While Albania’s wine industry grows, some producers want to expand their reach through tourism. “The increase in tourism is a good sign, as tourists’ mentality is to consume locally and discover the local culture, especially food and wine,” says Ermira Cobo, the oldest child from Cobo, the Cobo family, the owners of Cobo Winery in Berat. Industry executives are also on a quest to help educate consumers on Albanian wine. “The most important thing is for people to understand that these are Mediterranean wines,” says Bujar Yuru Tukuli, who is one of the Albanian ambassadors to wine and the founder of Dita Vera, an Albanian wine importer located in Irving, Texas.
This is a momentous period for Albania that could define the standards for what Albanian wine will look like in the coming years. “The next 10, 15, 20 years are about finding the real gems [of terroir and native grape varieties], and those real gems will be determined by who has the best intuition, where the wine becomes the most expressive,” Tukuli said. Tukuli.
Key Wine Regions
Although Albania is a tiny country, it is home to various wine-growing conditions. “The beautiful thing about wines from Albania is that they should not be misunderstood,” Tukuli explains. “They’re 100 percent central Mediterranean wines when influenced by the Adriatic or Ionian seas, and they’re 100 percent continental wines if you’re on the border with Greece and Macedonia with influence from the Ohrid and Prespa natural lakes and the inner highlands.”
At present, Albania doesn’t have any specifically designated wine regions; however, Albania’s wine-producing regions can be classified into central, northern, and southern areas. But the parts aren’t defined as such, and some experts divide them differently.

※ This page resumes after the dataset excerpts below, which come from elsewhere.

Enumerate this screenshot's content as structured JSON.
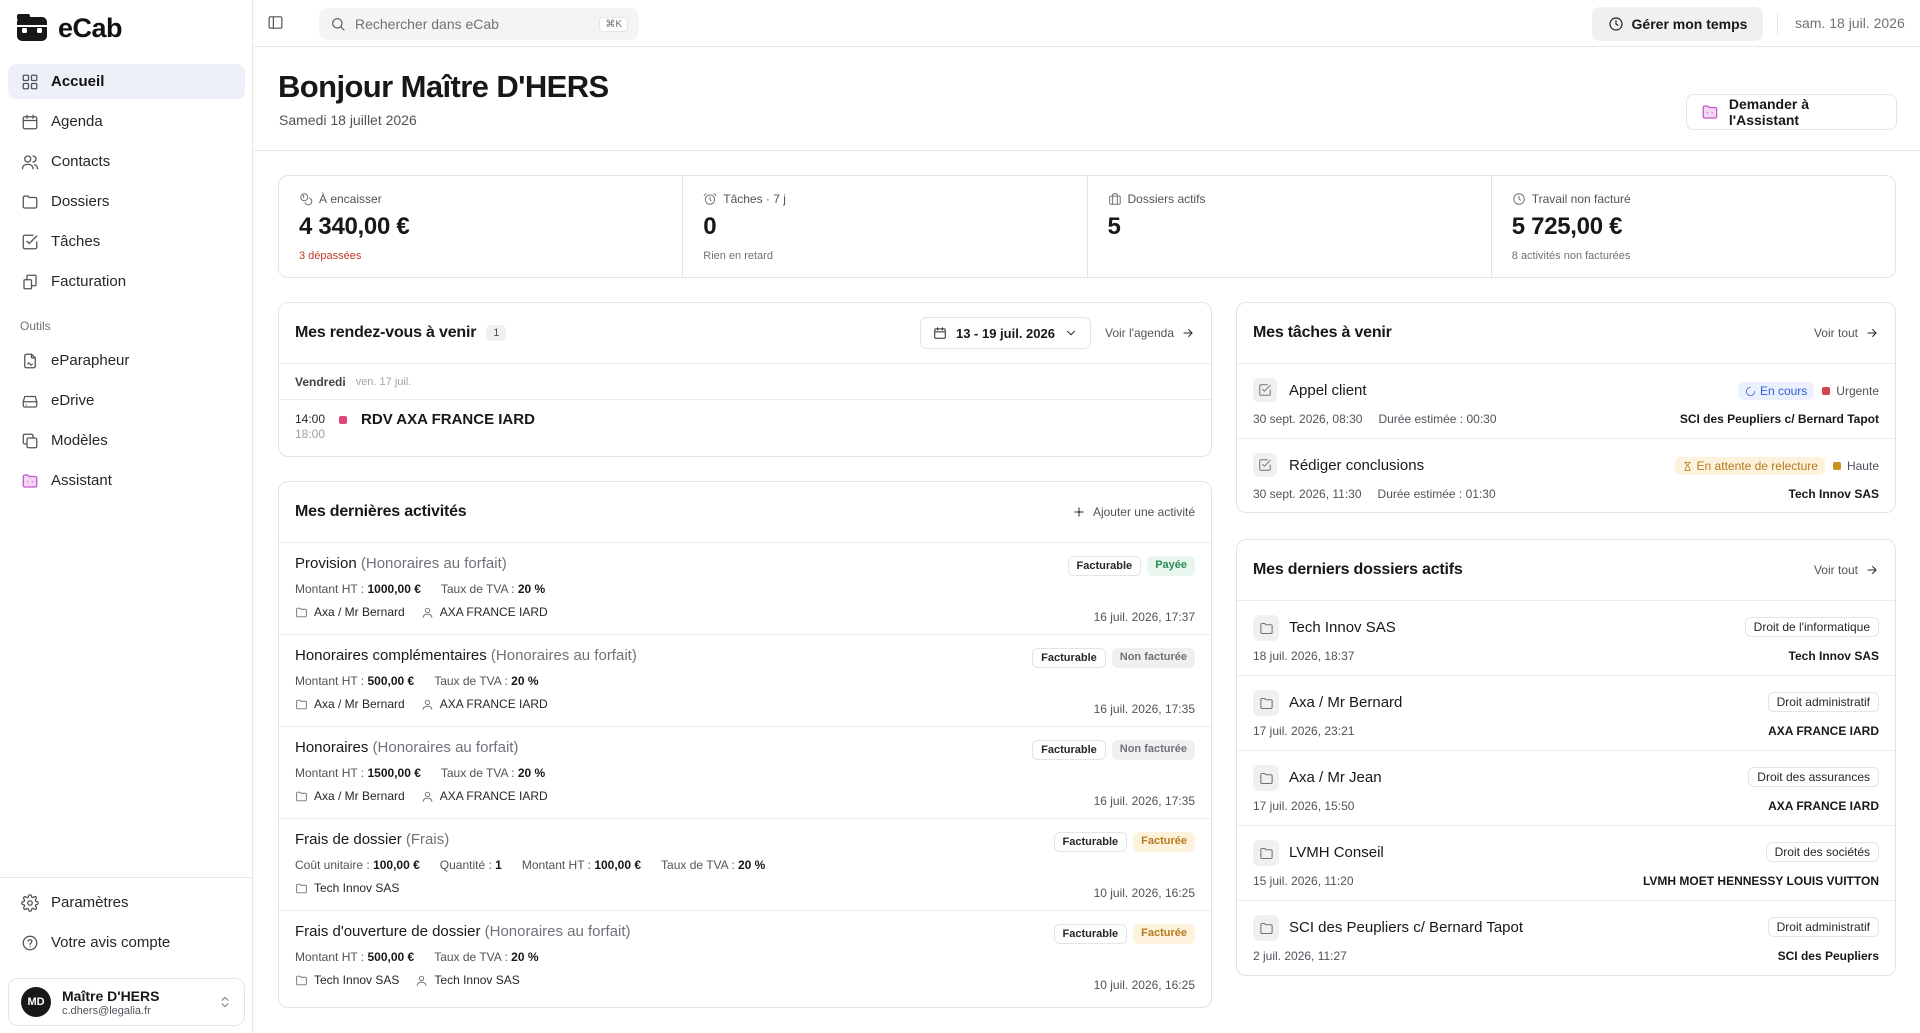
{
  "app": {
    "name": "eCab"
  },
  "sidebar": {
    "nav": [
      {
        "label": "Accueil",
        "icon": "dashboard-icon",
        "active": true
      },
      {
        "label": "Agenda",
        "icon": "calendar-icon"
      },
      {
        "label": "Contacts",
        "icon": "users-icon"
      },
      {
        "label": "Dossiers",
        "icon": "folder-icon"
      },
      {
        "label": "Tâches",
        "icon": "check-square-icon"
      },
      {
        "label": "Facturation",
        "icon": "invoice-icon"
      }
    ],
    "tools_label": "Outils",
    "tools": [
      {
        "label": "eParapheur",
        "icon": "signature-icon"
      },
      {
        "label": "eDrive",
        "icon": "drive-icon"
      },
      {
        "label": "Modèles",
        "icon": "copy-icon"
      },
      {
        "label": "Assistant",
        "icon": "assistant-icon"
      }
    ],
    "bottom": [
      {
        "label": "Paramètres",
        "icon": "gear-icon"
      },
      {
        "label": "Votre avis compte",
        "icon": "help-circle-icon"
      }
    ],
    "user": {
      "initials": "MD",
      "name": "Maître D'HERS",
      "email": "c.dhers@legalia.fr"
    }
  },
  "topbar": {
    "search_placeholder": "Rechercher dans eCab",
    "search_shortcut": "⌘K",
    "time_button": "Gérer mon temps",
    "date": "sam. 18 juil. 2026"
  },
  "header": {
    "title": "Bonjour Maître D'HERS",
    "subtitle": "Samedi 18 juillet 2026",
    "assistant_button": "Demander à l'Assistant"
  },
  "stats": [
    {
      "label": "À encaisser",
      "value": "4 340,00 €",
      "sub": "3 dépassées",
      "sub_style": "danger",
      "icon": "coins-icon"
    },
    {
      "label": "Tâches · 7 j",
      "value": "0",
      "sub": "Rien en retard",
      "sub_style": "normal",
      "icon": "alarm-clock-icon"
    },
    {
      "label": "Dossiers actifs",
      "value": "5",
      "sub": "",
      "sub_style": "normal",
      "icon": "briefcase-icon"
    },
    {
      "label": "Travail non facturé",
      "value": "5 725,00 €",
      "sub": "8 activités non facturées",
      "sub_style": "normal",
      "icon": "clock-icon"
    }
  ],
  "appointments": {
    "title": "Mes rendez-vous à venir",
    "count": "1",
    "range": "13 - 19 juil. 2026",
    "link": "Voir l'agenda",
    "day_name": "Vendredi",
    "day_date": "ven. 17 juil.",
    "items": [
      {
        "start": "14:00",
        "end": "18:00",
        "title": "RDV AXA FRANCE IARD",
        "color": "#e0457b"
      }
    ]
  },
  "activities": {
    "title": "Mes dernières activités",
    "add_label": "Ajouter une activité",
    "items": [
      {
        "title": "Provision",
        "type": "(Honoraires au forfait)",
        "meta": [
          {
            "k": "Montant HT :",
            "v": "1000,00 €"
          },
          {
            "k": "Taux de TVA :",
            "v": "20 %"
          }
        ],
        "dossier": "Axa / Mr Bernard",
        "client": "AXA FRANCE IARD",
        "badge1": "Facturable",
        "badge2": "Payée",
        "badge2_style": "paid",
        "date": "16 juil. 2026, 17:37"
      },
      {
        "title": "Honoraires complémentaires",
        "type": "(Honoraires au forfait)",
        "meta": [
          {
            "k": "Montant HT :",
            "v": "500,00 €"
          },
          {
            "k": "Taux de TVA :",
            "v": "20 %"
          }
        ],
        "dossier": "Axa / Mr Bernard",
        "client": "AXA FRANCE IARD",
        "badge1": "Facturable",
        "badge2": "Non facturée",
        "badge2_style": "unbilled",
        "date": "16 juil. 2026, 17:35"
      },
      {
        "title": "Honoraires",
        "type": "(Honoraires au forfait)",
        "meta": [
          {
            "k": "Montant HT :",
            "v": "1500,00 €"
          },
          {
            "k": "Taux de TVA :",
            "v": "20 %"
          }
        ],
        "dossier": "Axa / Mr Bernard",
        "client": "AXA FRANCE IARD",
        "badge1": "Facturable",
        "badge2": "Non facturée",
        "badge2_style": "unbilled",
        "date": "16 juil. 2026, 17:35"
      },
      {
        "title": "Frais de dossier",
        "type": "(Frais)",
        "meta": [
          {
            "k": "Coût unitaire :",
            "v": "100,00 €"
          },
          {
            "k": "Quantité :",
            "v": "1"
          },
          {
            "k": "Montant HT :",
            "v": "100,00 €"
          },
          {
            "k": "Taux de TVA :",
            "v": "20 %"
          }
        ],
        "dossier": "Tech Innov SAS",
        "client": "",
        "badge1": "Facturable",
        "badge2": "Facturée",
        "badge2_style": "billed",
        "date": "10 juil. 2026, 16:25"
      },
      {
        "title": "Frais d'ouverture de dossier",
        "type": "(Honoraires au forfait)",
        "meta": [
          {
            "k": "Montant HT :",
            "v": "500,00 €"
          },
          {
            "k": "Taux de TVA :",
            "v": "20 %"
          }
        ],
        "dossier": "Tech Innov SAS",
        "client": "Tech Innov SAS",
        "badge1": "Facturable",
        "badge2": "Facturée",
        "badge2_style": "billed",
        "date": "10 juil. 2026, 16:25"
      }
    ]
  },
  "tasks": {
    "title": "Mes tâches à venir",
    "link": "Voir tout",
    "items": [
      {
        "title": "Appel client",
        "status": "En cours",
        "status_style": "blue",
        "status_icon": "spinner-icon",
        "priority": "Urgente",
        "priority_color": "#d64545",
        "due": "30 sept. 2026, 08:30",
        "duration": "Durée estimée : 00:30",
        "client": "SCI des Peupliers c/ Bernard Tapot"
      },
      {
        "title": "Rédiger conclusions",
        "status": "En attente de relecture",
        "status_style": "amber",
        "status_icon": "hourglass-icon",
        "priority": "Haute",
        "priority_color": "#c8901f",
        "due": "30 sept. 2026, 11:30",
        "duration": "Durée estimée : 01:30",
        "client": "Tech Innov SAS"
      }
    ]
  },
  "folders": {
    "title": "Mes derniers dossiers actifs",
    "link": "Voir tout",
    "items": [
      {
        "name": "Tech Innov SAS",
        "date": "18 juil. 2026, 18:37",
        "tag": "Droit de l'informatique",
        "client": "Tech Innov SAS"
      },
      {
        "name": "Axa / Mr Bernard",
        "date": "17 juil. 2026, 23:21",
        "tag": "Droit administratif",
        "client": "AXA FRANCE IARD"
      },
      {
        "name": "Axa / Mr Jean",
        "date": "17 juil. 2026, 15:50",
        "tag": "Droit des assurances",
        "client": "AXA FRANCE IARD"
      },
      {
        "name": "LVMH Conseil",
        "date": "15 juil. 2026, 11:20",
        "tag": "Droit des sociétés",
        "client": "LVMH MOET HENNESSY LOUIS VUITTON"
      },
      {
        "name": "SCI des Peupliers c/ Bernard Tapot",
        "date": "2 juil. 2026, 11:27",
        "tag": "Droit administratif",
        "client": "SCI des Peupliers"
      }
    ]
  }
}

In the northern region of Albania, which is mountainous, the elevations can exceed 1,000m in certain areas. Whenined with calm continental winds and well-drained mineral-rich soils, it results in high elevations t in wine with high acidity, typically derived using the grape Kallmet. The northeast region of Albania is moderately dry, which reduces the pressure of disease and eliminates the necessity of frequent spraying. Certain areas of the northeastern part of Albania have ungrafted vines, such as Cerruja, the white Cerruja, and the red Dibrak.
Çobo and other Albanian wineries are already looking forward to their country’s future prosperity in winemaking. Photo courtesy of Çobo Winery.
Central Albania, defined by hills that rise to heights of up to 450 meters, is renowned for its numerous soil types, including quartzite, clay, sandstone, and many more. A lot of sun exposure can cause the ripening of both whit black Shesh, which are remnant varieties of Shesh that grow in this region of the country.
Producers who are environmentally conscious in this region are utilizing the biodiversity of their vineyards to establish sustainable farming practices. “Since a good part of [this area is] planted with vineyards and olive trees, usually the residents also use [their land] for pastures for domestic animals and raising bees,” Elezi says. Elezi. “This has an extremely good effect on their enrichment with organic fertilizer and on the purity of the terrain and microclimate.”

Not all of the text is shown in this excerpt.